RobH closed subtask Unknown Object (Task) as Resolved.Oct 12 2016, 5:40 PM

I had a look at this. This is not network related. carbon answers as it should, the routers relay the DHCP packets as they should. AFAICT it's the motherboard that fails to acknowledge the receipt of the DHCP packets or the receipt of some TFTP packets.

Change 317550 had a related patch set uploaded (by Filippo Giunchedi):
base: send syslog only to codfw to reimage lithium

https://gerrit.wikimedia.org/r/317550

Change 317550 merged by Filippo Giunchedi:
base: send syslog only to codfw to reimage lithium

https://gerrit.wikimedia.org/r/317550

Change 317566 had a related patch set uploaded (by Filippo Giunchedi):
Revert "base: send syslog only to codfw to reimage lithium"

https://gerrit.wikimedia.org/r/317566

Change 317566 merged by Filippo Giunchedi:
Revert "base: send syslog only to codfw to reimage lithium"

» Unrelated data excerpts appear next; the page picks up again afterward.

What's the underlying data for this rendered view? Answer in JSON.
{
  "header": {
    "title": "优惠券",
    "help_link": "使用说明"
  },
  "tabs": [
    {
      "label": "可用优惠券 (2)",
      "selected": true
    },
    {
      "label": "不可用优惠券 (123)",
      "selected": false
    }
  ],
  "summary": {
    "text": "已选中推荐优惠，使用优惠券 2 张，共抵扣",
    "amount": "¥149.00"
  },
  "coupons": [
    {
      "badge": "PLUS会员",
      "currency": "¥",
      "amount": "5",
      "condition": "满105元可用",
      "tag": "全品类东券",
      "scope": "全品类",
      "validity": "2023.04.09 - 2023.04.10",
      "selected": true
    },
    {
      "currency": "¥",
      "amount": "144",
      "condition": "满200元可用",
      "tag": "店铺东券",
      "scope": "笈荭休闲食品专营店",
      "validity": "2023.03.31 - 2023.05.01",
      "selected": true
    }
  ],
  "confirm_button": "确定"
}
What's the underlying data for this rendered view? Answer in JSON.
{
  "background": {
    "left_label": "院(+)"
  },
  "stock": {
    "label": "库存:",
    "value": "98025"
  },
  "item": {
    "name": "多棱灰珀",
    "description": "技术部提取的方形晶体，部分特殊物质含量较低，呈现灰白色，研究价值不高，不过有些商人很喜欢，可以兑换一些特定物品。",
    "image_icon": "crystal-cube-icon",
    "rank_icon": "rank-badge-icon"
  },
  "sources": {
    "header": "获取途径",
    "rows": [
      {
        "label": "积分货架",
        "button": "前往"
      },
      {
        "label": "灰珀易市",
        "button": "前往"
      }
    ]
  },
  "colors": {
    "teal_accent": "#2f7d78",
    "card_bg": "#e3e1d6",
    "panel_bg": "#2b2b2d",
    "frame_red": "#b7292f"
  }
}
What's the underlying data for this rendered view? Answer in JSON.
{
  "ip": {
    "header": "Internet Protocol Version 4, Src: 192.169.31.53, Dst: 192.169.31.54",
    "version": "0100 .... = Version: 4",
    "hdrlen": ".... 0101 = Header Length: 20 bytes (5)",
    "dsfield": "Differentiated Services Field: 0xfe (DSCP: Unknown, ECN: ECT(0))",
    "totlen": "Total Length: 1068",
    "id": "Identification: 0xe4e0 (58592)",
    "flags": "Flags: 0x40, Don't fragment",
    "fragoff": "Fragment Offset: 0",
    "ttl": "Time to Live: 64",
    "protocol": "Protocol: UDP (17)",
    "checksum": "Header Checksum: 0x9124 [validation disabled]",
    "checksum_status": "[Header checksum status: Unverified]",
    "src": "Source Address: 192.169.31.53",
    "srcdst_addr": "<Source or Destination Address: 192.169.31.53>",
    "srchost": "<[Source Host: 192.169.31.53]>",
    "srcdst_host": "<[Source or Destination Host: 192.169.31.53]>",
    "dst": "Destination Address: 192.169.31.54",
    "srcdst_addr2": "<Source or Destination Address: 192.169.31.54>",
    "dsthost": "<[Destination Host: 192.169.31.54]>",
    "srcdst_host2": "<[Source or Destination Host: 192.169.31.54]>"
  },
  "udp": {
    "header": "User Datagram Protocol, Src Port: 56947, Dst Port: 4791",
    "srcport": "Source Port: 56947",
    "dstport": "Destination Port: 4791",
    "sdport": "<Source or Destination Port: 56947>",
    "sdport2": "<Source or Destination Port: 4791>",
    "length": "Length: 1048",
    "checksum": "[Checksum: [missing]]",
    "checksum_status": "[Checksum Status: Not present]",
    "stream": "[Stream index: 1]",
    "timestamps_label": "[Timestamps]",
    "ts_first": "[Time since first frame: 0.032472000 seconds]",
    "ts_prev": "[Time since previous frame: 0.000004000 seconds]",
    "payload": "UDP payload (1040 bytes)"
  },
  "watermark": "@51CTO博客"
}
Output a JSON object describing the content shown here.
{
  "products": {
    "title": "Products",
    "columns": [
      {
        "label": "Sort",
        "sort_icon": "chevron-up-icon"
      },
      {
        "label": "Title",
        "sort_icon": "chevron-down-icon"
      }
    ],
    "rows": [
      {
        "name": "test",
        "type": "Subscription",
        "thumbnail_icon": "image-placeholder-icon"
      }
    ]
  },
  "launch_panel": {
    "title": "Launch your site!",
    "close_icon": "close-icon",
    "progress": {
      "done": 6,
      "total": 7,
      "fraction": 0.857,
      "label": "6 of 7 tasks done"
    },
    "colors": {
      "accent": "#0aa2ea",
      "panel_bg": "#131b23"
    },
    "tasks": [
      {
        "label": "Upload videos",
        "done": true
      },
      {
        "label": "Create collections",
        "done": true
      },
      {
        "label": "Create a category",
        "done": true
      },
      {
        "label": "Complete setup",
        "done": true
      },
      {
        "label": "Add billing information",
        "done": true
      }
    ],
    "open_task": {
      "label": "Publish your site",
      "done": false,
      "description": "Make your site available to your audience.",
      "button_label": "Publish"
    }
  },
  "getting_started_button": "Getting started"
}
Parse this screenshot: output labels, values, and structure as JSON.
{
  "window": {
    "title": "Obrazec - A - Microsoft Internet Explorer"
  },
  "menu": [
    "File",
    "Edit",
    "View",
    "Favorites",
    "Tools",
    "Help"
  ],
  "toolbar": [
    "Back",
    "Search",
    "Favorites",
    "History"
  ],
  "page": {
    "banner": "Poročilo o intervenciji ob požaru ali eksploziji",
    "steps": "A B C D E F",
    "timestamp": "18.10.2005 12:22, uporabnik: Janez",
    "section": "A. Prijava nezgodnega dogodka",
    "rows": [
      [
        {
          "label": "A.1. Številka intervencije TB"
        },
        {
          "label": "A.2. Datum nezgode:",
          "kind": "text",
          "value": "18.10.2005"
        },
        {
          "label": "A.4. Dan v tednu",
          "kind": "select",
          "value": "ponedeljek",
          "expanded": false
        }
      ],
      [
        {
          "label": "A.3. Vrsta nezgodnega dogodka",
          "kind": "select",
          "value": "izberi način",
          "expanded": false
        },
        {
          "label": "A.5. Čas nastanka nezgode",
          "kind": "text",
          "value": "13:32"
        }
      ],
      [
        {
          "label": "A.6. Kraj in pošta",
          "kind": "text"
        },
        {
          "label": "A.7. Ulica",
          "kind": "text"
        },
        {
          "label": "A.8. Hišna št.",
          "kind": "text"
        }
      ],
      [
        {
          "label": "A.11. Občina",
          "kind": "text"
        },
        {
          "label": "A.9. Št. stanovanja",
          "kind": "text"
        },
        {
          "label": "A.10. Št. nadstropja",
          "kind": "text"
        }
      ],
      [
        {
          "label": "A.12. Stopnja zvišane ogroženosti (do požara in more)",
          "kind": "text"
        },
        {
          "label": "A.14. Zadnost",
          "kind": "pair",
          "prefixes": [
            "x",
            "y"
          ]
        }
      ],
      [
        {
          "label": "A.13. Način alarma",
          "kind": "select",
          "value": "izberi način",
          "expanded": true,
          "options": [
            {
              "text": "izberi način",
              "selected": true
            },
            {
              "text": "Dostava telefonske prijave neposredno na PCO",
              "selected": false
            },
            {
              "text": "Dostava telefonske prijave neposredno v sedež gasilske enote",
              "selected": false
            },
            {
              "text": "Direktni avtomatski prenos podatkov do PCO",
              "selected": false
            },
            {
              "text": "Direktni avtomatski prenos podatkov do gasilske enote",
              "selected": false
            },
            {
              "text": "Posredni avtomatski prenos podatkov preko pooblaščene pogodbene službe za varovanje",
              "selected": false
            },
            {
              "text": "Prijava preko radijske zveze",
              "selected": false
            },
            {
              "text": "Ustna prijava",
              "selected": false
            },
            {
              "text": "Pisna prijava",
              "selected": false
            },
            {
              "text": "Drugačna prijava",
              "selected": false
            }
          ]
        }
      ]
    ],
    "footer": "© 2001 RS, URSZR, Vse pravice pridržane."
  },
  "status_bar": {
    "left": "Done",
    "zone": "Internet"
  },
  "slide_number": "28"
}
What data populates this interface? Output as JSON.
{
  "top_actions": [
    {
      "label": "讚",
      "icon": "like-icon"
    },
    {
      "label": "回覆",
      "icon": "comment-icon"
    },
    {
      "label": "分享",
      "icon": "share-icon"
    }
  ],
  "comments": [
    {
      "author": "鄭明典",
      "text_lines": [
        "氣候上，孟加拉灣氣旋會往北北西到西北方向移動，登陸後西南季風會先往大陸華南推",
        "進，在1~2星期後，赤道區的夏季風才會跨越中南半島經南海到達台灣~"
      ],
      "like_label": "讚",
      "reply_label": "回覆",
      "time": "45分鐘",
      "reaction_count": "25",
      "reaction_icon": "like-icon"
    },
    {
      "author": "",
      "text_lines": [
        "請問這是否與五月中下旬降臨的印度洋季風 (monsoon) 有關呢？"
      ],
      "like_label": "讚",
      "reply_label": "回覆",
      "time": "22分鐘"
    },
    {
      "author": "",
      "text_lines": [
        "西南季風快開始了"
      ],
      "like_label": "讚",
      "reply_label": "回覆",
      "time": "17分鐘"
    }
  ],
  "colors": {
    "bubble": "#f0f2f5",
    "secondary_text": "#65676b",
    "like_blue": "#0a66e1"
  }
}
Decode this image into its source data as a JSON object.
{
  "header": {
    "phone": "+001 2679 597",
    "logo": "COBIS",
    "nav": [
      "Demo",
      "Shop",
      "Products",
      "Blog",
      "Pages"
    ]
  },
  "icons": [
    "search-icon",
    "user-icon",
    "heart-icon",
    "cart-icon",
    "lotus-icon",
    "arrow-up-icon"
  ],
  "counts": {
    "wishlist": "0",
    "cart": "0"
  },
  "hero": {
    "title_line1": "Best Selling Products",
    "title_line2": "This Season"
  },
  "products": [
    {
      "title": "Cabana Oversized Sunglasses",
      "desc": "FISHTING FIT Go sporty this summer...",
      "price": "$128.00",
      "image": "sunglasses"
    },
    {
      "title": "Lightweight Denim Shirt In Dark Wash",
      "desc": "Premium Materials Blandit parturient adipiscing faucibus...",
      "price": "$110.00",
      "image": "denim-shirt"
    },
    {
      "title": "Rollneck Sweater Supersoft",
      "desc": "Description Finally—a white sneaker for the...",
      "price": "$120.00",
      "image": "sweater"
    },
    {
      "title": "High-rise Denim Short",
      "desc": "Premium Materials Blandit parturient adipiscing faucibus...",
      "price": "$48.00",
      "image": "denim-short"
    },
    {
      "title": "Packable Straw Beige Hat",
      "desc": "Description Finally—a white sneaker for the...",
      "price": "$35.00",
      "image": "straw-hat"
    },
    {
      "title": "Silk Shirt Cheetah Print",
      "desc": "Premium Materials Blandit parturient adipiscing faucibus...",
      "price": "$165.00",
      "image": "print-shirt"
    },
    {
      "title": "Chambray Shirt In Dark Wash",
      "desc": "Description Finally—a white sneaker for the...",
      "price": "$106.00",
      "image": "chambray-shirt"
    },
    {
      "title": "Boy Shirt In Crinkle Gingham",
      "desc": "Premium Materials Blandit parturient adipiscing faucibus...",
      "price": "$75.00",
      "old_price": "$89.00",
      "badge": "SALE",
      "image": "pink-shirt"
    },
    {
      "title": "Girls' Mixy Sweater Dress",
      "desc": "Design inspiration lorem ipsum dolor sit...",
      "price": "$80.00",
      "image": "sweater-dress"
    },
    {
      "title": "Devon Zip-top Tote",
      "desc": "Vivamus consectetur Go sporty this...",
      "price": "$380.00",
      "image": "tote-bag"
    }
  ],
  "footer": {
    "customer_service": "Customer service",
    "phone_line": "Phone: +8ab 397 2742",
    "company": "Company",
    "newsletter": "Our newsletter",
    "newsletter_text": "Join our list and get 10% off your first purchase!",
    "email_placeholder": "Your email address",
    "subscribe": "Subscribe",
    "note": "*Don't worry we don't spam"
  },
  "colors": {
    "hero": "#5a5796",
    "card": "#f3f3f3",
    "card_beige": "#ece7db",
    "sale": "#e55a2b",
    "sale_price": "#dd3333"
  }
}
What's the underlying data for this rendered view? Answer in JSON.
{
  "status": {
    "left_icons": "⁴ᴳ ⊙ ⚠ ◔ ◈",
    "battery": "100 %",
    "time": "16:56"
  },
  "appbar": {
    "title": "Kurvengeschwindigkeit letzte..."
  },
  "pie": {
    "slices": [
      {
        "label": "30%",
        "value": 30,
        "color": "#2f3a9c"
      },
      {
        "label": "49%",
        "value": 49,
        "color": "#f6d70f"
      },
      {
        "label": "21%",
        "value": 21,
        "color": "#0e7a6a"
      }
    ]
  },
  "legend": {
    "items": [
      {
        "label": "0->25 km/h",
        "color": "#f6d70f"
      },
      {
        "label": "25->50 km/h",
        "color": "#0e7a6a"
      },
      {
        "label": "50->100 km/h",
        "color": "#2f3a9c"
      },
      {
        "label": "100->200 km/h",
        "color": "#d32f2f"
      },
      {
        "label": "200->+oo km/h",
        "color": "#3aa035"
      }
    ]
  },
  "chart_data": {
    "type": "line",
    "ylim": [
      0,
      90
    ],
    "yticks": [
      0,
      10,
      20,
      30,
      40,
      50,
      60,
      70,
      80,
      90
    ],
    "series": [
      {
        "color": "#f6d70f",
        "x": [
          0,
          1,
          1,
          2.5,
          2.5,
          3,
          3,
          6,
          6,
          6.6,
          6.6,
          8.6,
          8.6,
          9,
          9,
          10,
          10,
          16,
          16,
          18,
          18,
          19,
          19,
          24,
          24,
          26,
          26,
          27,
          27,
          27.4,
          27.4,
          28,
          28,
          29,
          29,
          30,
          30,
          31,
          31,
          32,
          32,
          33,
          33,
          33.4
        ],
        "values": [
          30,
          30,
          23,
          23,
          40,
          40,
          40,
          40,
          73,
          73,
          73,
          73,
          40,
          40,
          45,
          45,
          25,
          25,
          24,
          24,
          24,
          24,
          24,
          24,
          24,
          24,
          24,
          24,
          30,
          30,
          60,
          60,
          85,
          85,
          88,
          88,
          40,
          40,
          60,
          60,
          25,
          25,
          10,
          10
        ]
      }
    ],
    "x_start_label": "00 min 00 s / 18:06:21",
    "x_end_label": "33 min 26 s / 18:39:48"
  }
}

https://gerrit.wikimedia.org/r/317566

fgiunchedi closed this task as Resolved.Oct 24 2016, 7:44 PM
fgiunchedi added a subscriber: faidon.

as pointed out by @faidon the problem with pxe failing is that lithium was hammered with udp packets from the fleet. After removing lithium as syslog target the install went fine.

Lithium is back in service with 4TB disks, resolving.